The recent advancements in technology and the rise in manufacturing growth have impacted supply chain management. For instance, Artificial Intelligence, and the Internet of Things are monitoring manufacturing, maintenance, and quality control. Major companies like Maersk and IBM are already using Blockchain technology. According to research, approximately 1.9 million robots have been deployed in warehouses internationally. In this article, we will discuss blockchain in supply chain management and its impact on the industry.
When PCs were introduced in the 1980s, organizations started using them for word processing, daily operations, and accounting purposes. The spreadsheets helped with the logistics and supply chain.
In order to succeed, it is crucial for companies to embrace innovations to survive and be dynamic. Blockchain technology can help to simplify the process and save time. It can be integrated with electronic data interchange (EDI) systems to save money and reduce inefficiencies. The digital transfer of documents is also a step towards betterment.
How does the Supply chain work?
The product a user gets is a combined effort of organizations and stakeholders. This is called the supply chain. Supply chain management includes “management of the product development, sourcing, procurement, production, and logistics of raw materials, products, and finished goods from one point to another.” If it is done effectively, it helps lower costs, speed up production cycles, and lower risks.
The organizations within a supply chain are linked through physical and information flows:
- Physical flows: These involve the transformation, movement, and storage of goods and materials.
- Information flows: It involves the coordination between partners to control the day-to-day flow of goods and materials up and down the supply chain; it also involves long-term planning.
Challenges in Supply Chain Management
There are a lot of challenges faced by Supply Chain Management. Some of them are as follows:
- Lack of transparency
According to Alexis Bateman, director of MIT Sustainable Supply Chains at the MIT Center for Transportation and Logistics, there are two dimensions to this:
- Visibility: This includes accurately identifying and collecting data from all links in the supply chain
- Disclosure: This includes communicating this information, internally and externally, at the appropriate level of detail
- Inefficiencies in systems
This includes bad upstream inventory management, poor allocation of products to stores, fluctuating demand, and even slow shelf rotation. The effect recalls become expensive and inconvenient. Due to all this, the vendors and suppliers are unable to connect the dots of the issues.
Blockchain in Supply Chain Management
The impact on the supply chain function is enormous as Blockchain technology allows companies to track all types of transactions more securely and transparently. Companies can easily track the history of a product right from its point of origin to where it ends. The transactions are documented securely with all the record that starts from manufacturing to the sale. Time delays, added costs, fraud, and human error can be eliminated by maximizing the impacts. Any discrepancy on part of the chain can easily be tracked.

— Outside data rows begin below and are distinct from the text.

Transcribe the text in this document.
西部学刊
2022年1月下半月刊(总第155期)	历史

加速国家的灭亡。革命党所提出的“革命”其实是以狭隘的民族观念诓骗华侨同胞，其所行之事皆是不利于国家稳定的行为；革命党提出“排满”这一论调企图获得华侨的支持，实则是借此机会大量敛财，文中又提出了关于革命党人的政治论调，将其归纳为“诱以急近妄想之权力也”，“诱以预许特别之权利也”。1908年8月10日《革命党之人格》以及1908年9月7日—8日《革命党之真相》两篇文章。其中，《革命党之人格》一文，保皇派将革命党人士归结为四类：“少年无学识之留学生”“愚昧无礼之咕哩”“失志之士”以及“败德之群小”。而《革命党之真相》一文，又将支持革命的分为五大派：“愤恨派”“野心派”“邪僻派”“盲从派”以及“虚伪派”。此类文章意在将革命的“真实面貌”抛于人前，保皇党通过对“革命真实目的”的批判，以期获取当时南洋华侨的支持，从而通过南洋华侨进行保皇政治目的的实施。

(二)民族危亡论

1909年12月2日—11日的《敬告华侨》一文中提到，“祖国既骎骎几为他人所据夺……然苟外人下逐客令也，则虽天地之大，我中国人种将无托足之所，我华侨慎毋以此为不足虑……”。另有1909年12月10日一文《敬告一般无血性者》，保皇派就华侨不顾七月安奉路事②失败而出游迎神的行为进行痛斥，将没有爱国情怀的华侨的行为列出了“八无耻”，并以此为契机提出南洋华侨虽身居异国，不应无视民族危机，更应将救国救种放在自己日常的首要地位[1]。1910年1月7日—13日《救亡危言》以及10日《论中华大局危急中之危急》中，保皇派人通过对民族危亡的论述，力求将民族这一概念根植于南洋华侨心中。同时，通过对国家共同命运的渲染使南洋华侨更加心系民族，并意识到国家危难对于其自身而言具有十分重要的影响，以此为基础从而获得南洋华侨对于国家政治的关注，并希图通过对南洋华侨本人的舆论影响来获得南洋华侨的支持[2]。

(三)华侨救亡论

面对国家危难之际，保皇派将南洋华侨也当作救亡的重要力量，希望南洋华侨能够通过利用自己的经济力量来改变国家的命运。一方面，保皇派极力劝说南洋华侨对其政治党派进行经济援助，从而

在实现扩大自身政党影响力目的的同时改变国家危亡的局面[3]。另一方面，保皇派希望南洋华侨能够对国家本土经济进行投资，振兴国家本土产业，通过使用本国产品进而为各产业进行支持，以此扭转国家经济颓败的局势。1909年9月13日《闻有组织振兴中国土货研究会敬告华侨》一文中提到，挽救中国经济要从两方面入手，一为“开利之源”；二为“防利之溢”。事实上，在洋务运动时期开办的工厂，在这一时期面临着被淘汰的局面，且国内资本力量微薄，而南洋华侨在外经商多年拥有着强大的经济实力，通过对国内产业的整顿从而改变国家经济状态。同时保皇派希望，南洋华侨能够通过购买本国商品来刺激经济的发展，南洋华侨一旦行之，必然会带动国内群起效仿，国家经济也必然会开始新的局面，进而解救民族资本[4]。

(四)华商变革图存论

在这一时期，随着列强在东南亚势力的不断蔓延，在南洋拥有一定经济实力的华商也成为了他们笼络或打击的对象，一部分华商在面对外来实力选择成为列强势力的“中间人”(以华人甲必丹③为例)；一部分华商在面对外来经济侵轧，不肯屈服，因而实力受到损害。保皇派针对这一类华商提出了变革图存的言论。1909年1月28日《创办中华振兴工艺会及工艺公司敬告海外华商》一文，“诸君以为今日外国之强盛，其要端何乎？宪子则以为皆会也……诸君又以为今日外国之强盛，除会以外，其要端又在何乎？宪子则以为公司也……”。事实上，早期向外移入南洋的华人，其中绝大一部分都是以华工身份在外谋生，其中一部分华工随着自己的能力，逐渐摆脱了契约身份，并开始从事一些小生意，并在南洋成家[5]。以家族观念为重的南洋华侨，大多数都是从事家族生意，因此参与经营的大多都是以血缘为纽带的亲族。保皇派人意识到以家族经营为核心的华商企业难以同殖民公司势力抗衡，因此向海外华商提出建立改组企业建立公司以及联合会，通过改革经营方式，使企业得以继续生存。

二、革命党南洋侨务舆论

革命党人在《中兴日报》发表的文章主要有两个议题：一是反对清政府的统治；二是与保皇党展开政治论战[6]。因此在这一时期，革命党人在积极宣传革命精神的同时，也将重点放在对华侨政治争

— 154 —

Due to the shared blockchain ledger, logistics data can be synchronized along with tracking of shipments and payments. This builds confidence and trust in the supply chain.

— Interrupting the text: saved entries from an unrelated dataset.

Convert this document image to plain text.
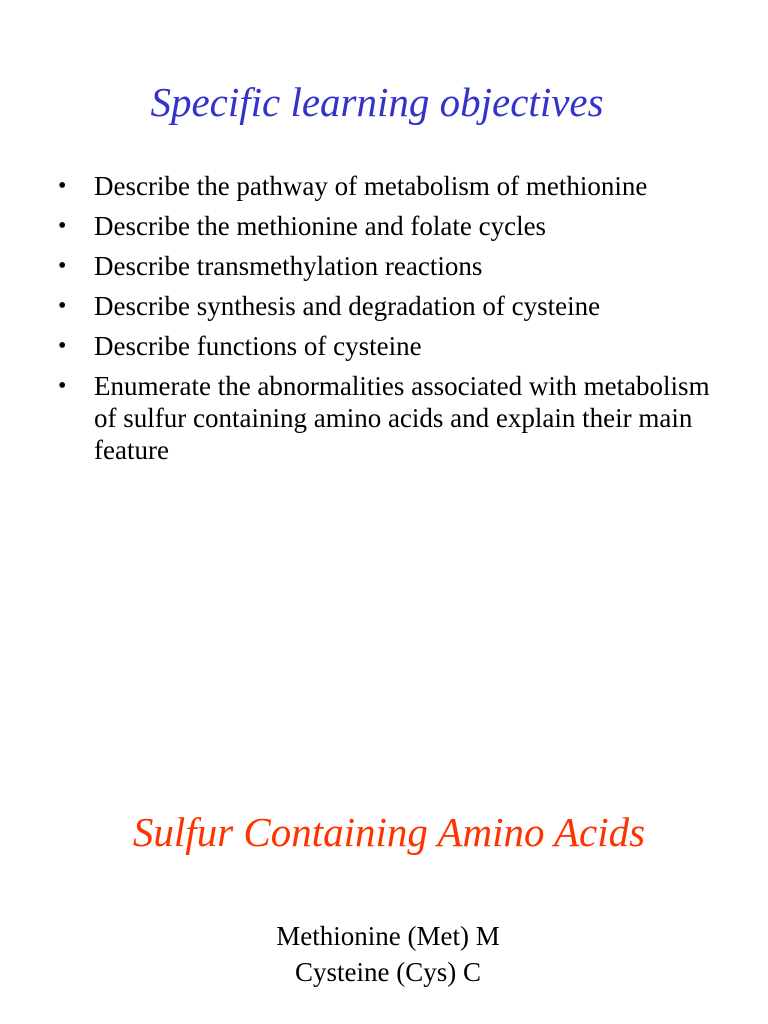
Specific learning objectives
• Describe the pathway of metabolism of methionine
• Describe the methionine and folate cycles
• Describe transmethylation reactions
• Describe synthesis and degradation of cysteine
• Describe functions of cysteine
• Enumerate the abnormalities associated with metabolism of sulfur containing amino acids and explain their main feature
Sulfur Containing Amino Acids
Methionine (Met) M
Cysteine (Cys) C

Blockchain provides efficiency and transparency to supply chain management.
- Efficiency: blockchain allows companies to complete transactions without a third party, increasing efficiency. The integration of financial and logistics services, enabling greater data collaboration between stakeholders saves time and money. radio-frequency identification tags can be used to track the items.
- Transparency: the records on the blockchain are stored permanently so there is no risk of erasing them. All information can be tracked eliminating illegal activities.
Many companies have integrated blockchain technology. Some of them are as follows:
- Project Proton- a blockchain pilot implemented by PepsiCo
- Australian car manufacturer Tomcar uses Bitcoin to pay some of its suppliers and accepts cryptocurrency for payments.
- Walmart uses IBM’s blockchain-based Food Trust to keep track of its products along every step of the chain. Nestlé, Tyson Foods, Carrefour, and Raw Seafoods, among others, also use Food Trust for this purpose.
- Mining giant BHP is using the technology to verify its suppliers and ensure environmental, social, and governance requirements are met along the supply chain.
- South African paper company Sappi and Indian fabric producer Birla Cellulose partnered to create GreenTrack, which tracks fabric products from sustainable forests through to production.
- Walmart Canada used the DL Freight supply chain invoice and payment platform to automate transactions and data points for more than 500,000 annual shipments, tracking these through GPS and IoT-enabled devices.
- Diamond giant De Beers uses blockchain technology to track stones from where they’re mined, right up to when they’re sold to customers.